Even after an arrest is made, prosecutors still have to put the case together. To get a conviction, prosecutor Daly said videotapes and confessions aren't necessary.

But the prosecutor has to connect the suspect to the fire, through his statements or any tracks he may have left behind. The prosecutor also has to prove that the arsonist intentionally started the fire.

Steve Harmon, a Riverside defense attorney who has represented several alleged arsonists, said prosecutors who cannot establish a strong witness, circumstantial evidence or motive are hamstrung in their attempts to seek convictions. But prosecutors have the advantage of emotion.

"The jury will have little sympathy for someone accused of arson," Harmon said. Arsonists are typically white men in their late teens to mid-20s, experts said. Some start the fires because they want attention or because they want to seek revenge, while others are thrill seekers who get an adrenaline rush from setting a blaze.

Although there have been some high-profile federal arson cases, most are filed by state authorities, who have many more resources devoted to such cases.

The penalties in arson cases depend on how the fire was started. In state court, the maximum penalty for starting a fire recklessly is six years in state prison. An arsonist who sets a fire intentionally faces harsher penalties.

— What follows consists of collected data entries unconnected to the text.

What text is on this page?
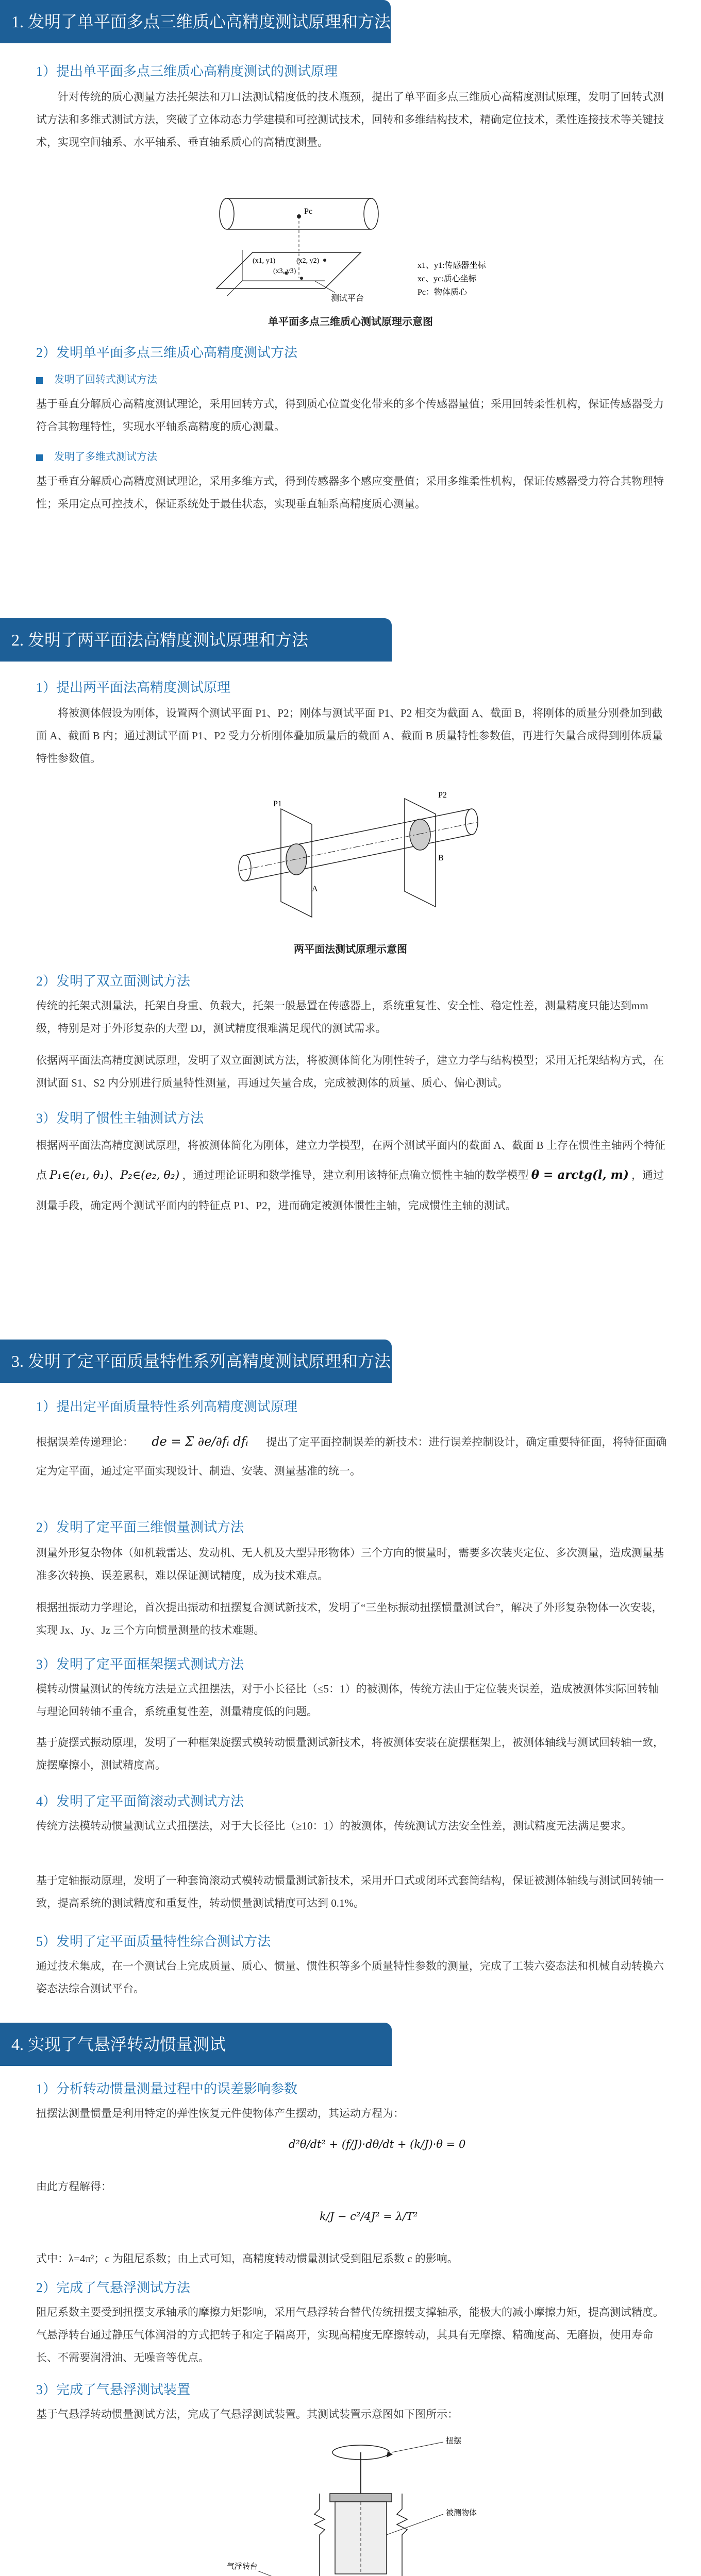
1. 发明了单平面多点三维质心高精度测试原理和方法
1）提出单平面多点三维质心高精度测试的测试原理
针对传统的质心测量方法托架法和刀口法测试精度低的技术瓶颈，提出了单平面多点三维质心高精度测试原理，发明了回转式测试方法和多维式测试方法，突破了立体动态力学建模和可控测试技术，回转和多维结构技术，精确定位技术，柔性连接技术等关键技术，实现空间轴系、水平轴系、垂直轴系质心的高精度测量。
Pc
(x1, y1)	(x2, y2)
(x3, y3)
测试平台
x1、y1:传感器坐标
xc、yc:质心坐标
Pc：物体质心
单平面多点三维质心测试原理示意图
2）发明单平面多点三维质心高精度测试方法
发明了回转式测试方法
基于垂直分解质心高精度测试理论，采用回转方式，得到质心位置变化带来的多个传感器量值；采用回转柔性机构，保证传感器受力符合其物理特性，实现水平轴系高精度的质心测量。
发明了多维式测试方法
基于垂直分解质心高精度测试理论，采用多维方式，得到传感器多个感应变量值；采用多维柔性机构，保证传感器受力符合其物理特性；采用定点可控技术，保证系统处于最佳状态，实现垂直轴系高精度质心测量。
2. 发明了两平面法高精度测试原理和方法
1）提出两平面法高精度测试原理
将被测体假设为刚体，设置两个测试平面 P1、P2；刚体与测试平面 P1、P2 相交为截面 A、截面 B，将刚体的质量分别叠加到截面 A、截面 B 内；通过测试平面 P1、P2 受力分析刚体叠加质量后的截面 A、截面 B 质量特性参数值，再进行矢量合成得到刚体质量特性参数值。
P1
P2
A
B
两平面法测试原理示意图
2）发明了双立面测试方法
传统的托架式测量法，托架自身重、负载大，托架一般悬置在传感器上，系统重复性、安全性、稳定性差，测量精度只能达到mm级，特别是对于外形复杂的大型 DJ，测试精度很难满足现代的测试需求。
依据两平面法高精度测试原理，发明了双立面测试方法，将被测体简化为刚性转子，建立力学与结构模型；采用无托架结构方式，在测试面 S1、S2 内分别进行质量特性测量，再通过矢量合成，完成被测体的质量、质心、偏心测试。
3）发明了惯性主轴测试方法
根据两平面法高精度测试原理，将被测体简化为刚体，建立力学模型，在两个测试平面内的截面 A、截面 B 上存在惯性主轴两个特征点 P₁∈(e₁, θ₁)、P₂∈(e₂, θ₂) ，通过理论证明和数学推导，建立利用该特征点确立惯性主轴的数学模型 θ = arctg(l, m) ，通过测量手段，确定两个测试平面内的特征点 P1、P2，进而确定被测体惯性主轴，完成惯性主轴的测试。
3. 发明了定平面质量特性系列高精度测试原理和方法
1）提出定平面质量特性系列高精度测试原理
根据误差传递理论： de = Σ ∂e/∂fᵢ dfᵢ 提出了定平面控制误差的新技术：进行误差控制设计，确定重要特征面，将特征面确定为定平面，通过定平面实现设计、制造、安装、测量基准的统一。
2）发明了定平面三维惯量测试方法
测量外形复杂物体（如机载雷达、发动机、无人机及大型异形物体）三个方向的惯量时，需要多次装夹定位、多次测量，造成测量基准多次转换、误差累积，难以保证测试精度，成为技术难点。
根据扭振动力学理论，首次提出振动和扭摆复合测试新技术，发明了“三坐标振动扭摆惯量测试台”，解决了外形复杂物体一次安装，实现 Jx、Jy、Jz 三个方向惯量测量的技术难题。
3）发明了定平面框架摆式测试方法
模转动惯量测试的传统方法是立式扭摆法，对于小长径比（≤5：1）的被测体，传统方法由于定位装夹误差，造成被测体实际回转轴与理论回转轴不重合，系统重复性差，测量精度低的问题。
基于旋摆式振动原理，发明了一种框架旋摆式模转动惯量测试新技术，将被测体安装在旋摆框架上，被测体轴线与测试回转轴一致，旋摆摩擦小，测试精度高。
4）发明了定平面简滚动式测试方法
传统方法模转动惯量测试立式扭摆法，对于大长径比（≥10：1）的被测体，传统测试方法安全性差，测试精度无法满足要求。
基于定轴振动原理，发明了一种套筒滚动式模转动惯量测试新技术，采用开口式或闭环式套筒结构，保证被测体轴线与测试回转轴一致，提高系统的测试精度和重复性，转动惯量测试精度可达到 0.1%。
5）发明了定平面质量特性综合测试方法
通过技术集成，在一个测试台上完成质量、质心、惯量、惯性积等多个质量特性参数的测量，完成了工装六姿态法和机械自动转换六姿态法综合测试平台。
4. 实现了气悬浮转动惯量测试
1）分析转动惯量测量过程中的误差影响参数
扭摆法测量惯量是利用特定的弹性恢复元件使物体产生摆动，其运动方程为：
d²θ/dt² + (f/J)·dθ/dt + (k/J)·θ = 0
由此方程解得：
k/J − c²/4J² = λ/T²
式中：λ=4π²；c 为阻尼系数；由上式可知，高精度转动惯量测试受到阻尼系数 c 的影响。
2）完成了气悬浮测试方法
阻尼系数主要受到扭摆支承轴承的摩擦力矩影响，采用气悬浮转台替代传统扭摆支撑轴承，能极大的减小摩擦力矩，提高测试精度。气悬浮转台通过静压气体润滑的方式把转子和定子隔离开，实现高精度无摩擦转动，其具有无摩擦、精确度高、无磨损，使用寿命长、不需要润滑油、无噪音等优点。
3）完成了气悬浮测试装置
基于气悬浮转动惯量测试方法，完成了气悬浮测试装置。其测试装置示意图如下图所示：
扭摆
被测物体
气浮转台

A freelance videographer who allegedly set a brush fire last year in the Leona Valley that burned more than 5,000 acres and destroyed four homes was charged with five counts of arson. He could be sentenced to life in prison if convicted. In a federal case, an arsonist could be imprisoned for 20 years.

If anyone dies during the fire, the arsonist could face a death sentence. A prosecutor does not have to prove that the arsonist specifically intended to kill someone, but rather that he intended to commit arson and that someone died.

"Arson is a classic felony murder," Loyola Law School professor Laurie Levenson said, referring to a class of cases in which a death flows from another crime.

San Bernardino County prosecutors have already said that those wanted for setting the Old fire will be subject to multiple murder charges tied to the deaths of four elderly men who suffered fatal heart attacks shortly after the fire began. The county sheriff said he considers all four deaths homicides caused by the arsonists.

"These deaths occurred as these people were either watching their home burn or in the process of evacuation," said Anne Marie Duncan, the lead arson prosecutor in the San Bernardino County district attorney's office. "In my assessment, someone dying while packing to evacuate is a direct and probable consequence of the arson."

Investigators said they had to identify suspects before anybody could be arrested. And that could take some time, unless the public comes forward with valuable tips.

"It's challenging," said Alan Carlson, battalion chief and investigator for the California Department of Forestry. "Most of us don't like to give up. We keep after them, sometimes for years."